TX is the model name, and Exeed, courtesy of a new awareness that the Chery name won't cut it, is the brand.
“In just a few years we intend to start selling a family of vehicles in European markets across multiple segments, with power supplied by a range of electrified powertrains,” says Chery CEO Dr Anning Chen.
“Our brand will target open-minded, relatively younger customers in particular, with a product rollout strategy that focuses on quality, low- and zero-emissions powertrains, and emotional engagement with customers.
"All Chery vehicles that are intended to be sold in Europe will feature class-leading connectivity, be fun to drive, offer flexible and spacious interiors and will provide comprehensive personalisation, all of which are aligned with our high standards of product quality and aftersales support,” Chen said.
Although not endowed with an entirely unique design, the TX has the looks of an SUV that could do well in the west, thanks to the pens of former GM designers James Hope, Steven Eum - and a team of around 100 designers of various specialty, working under their guidance.
Likewise, what little has been revealed of the TX SUV's tech suggests it could follow through on the promise of its styling.
There's an all-new platform developed specifically for Europe and an eventual broader range, with accommodations for hybrid, plug-in hybrid and full-electric powertrains.
The TX will debut as a plug-in hybrid, with power delivered by a 110kW 1.5-litre turbo petrol engine mated to an 85kW electric motor. Underneath, there's an all-wheel drive system developed by Dana and BorgWarner, with six-speed manual and seven-speed dual-clutch auto transmissions from Getrag.
Parts from German component and tech giants Continental and Bosch are also featured, including safety systems like collision avoidance and lane-departure warning, blind-spot monitoring and driver fatigue detection.
There's also a 10.1-inch display in the cabin, 7-inch instrument display, touchscreen displays in the air-conditioning rotary controllers, keyless start, a panoramic glass roof… all the usual mod-cons.
Chery claims, boldly, the Exeed TX will hit 100km/h from a standing start in six seconds, with a top speed of 200km/h.

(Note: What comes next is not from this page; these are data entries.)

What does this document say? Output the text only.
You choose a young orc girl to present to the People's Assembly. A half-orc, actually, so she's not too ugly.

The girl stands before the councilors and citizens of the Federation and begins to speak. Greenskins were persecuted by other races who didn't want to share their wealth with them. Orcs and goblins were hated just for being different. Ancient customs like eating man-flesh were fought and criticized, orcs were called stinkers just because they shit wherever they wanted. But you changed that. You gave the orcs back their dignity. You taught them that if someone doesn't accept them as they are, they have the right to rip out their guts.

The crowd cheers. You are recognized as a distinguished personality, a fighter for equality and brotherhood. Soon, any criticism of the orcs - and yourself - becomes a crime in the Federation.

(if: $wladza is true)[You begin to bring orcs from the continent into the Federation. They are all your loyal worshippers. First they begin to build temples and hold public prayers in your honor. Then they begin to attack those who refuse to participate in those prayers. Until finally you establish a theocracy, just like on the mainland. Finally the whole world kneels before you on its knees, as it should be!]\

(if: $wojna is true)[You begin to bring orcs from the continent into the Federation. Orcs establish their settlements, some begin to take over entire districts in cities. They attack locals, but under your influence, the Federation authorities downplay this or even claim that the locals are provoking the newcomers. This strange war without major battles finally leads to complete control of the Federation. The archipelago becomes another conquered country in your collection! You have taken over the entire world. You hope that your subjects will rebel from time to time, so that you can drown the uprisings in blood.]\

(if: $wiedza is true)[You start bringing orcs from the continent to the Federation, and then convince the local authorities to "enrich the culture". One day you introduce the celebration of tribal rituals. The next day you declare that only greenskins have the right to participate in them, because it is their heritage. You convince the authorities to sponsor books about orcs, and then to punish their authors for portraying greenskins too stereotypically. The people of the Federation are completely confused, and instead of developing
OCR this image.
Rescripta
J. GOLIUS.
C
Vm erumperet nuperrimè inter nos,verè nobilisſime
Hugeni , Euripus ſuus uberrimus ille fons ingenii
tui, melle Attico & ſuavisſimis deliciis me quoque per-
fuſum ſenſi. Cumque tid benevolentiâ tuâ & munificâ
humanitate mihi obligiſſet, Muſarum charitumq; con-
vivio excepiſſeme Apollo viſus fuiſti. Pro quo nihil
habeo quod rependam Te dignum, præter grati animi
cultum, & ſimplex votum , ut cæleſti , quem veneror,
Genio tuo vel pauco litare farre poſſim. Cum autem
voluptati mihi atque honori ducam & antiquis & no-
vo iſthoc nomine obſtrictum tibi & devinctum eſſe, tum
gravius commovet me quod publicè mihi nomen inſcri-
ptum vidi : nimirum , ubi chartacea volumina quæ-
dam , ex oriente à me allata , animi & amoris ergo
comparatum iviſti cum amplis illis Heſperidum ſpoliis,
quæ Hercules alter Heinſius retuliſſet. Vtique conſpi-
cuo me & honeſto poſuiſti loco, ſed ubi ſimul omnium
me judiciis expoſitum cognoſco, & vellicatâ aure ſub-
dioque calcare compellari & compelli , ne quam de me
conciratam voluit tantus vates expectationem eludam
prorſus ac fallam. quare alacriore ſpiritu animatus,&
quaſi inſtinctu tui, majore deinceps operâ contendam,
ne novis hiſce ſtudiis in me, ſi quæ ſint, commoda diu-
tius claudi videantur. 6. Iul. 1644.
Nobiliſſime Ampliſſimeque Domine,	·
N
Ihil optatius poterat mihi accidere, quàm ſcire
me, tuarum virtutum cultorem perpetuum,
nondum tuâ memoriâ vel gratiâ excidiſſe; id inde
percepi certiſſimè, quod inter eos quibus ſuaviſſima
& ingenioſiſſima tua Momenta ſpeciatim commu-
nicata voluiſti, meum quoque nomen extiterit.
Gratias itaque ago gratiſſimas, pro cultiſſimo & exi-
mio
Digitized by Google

As a plug-in hybrid, the TX also claims an all-electric driving range of 70 kilometres - neatly outdoing the Mitsubishi Outlander PHEV's claim of 54km.
Time will tell if the Exeed brand can stand up to the demands of the western market, but Chery says it has put the TX SUV through “brutally rigorous international development programme” to prove it.
“Europe is one of the most mature automotive marketplaces in the world, and is home to the most demanding and sophisticated customers,” says Chery product development chief Ray Bierzynski.
“We are leaving nothing to chance to ensure our new model line is engineered to meet and even exceed expectations.”
Despite this, Chery has not actually confirmed a launch window for the TX. Bierzynski told press in Frankfurt the new SUV will be on sale in Europe "in a matter of years", but a specific launch date was not offered.
As for Australia, then, we perhaps shouldn't expect to see the TX here anytime soon - if at all.
What do you think of this new Chery pick?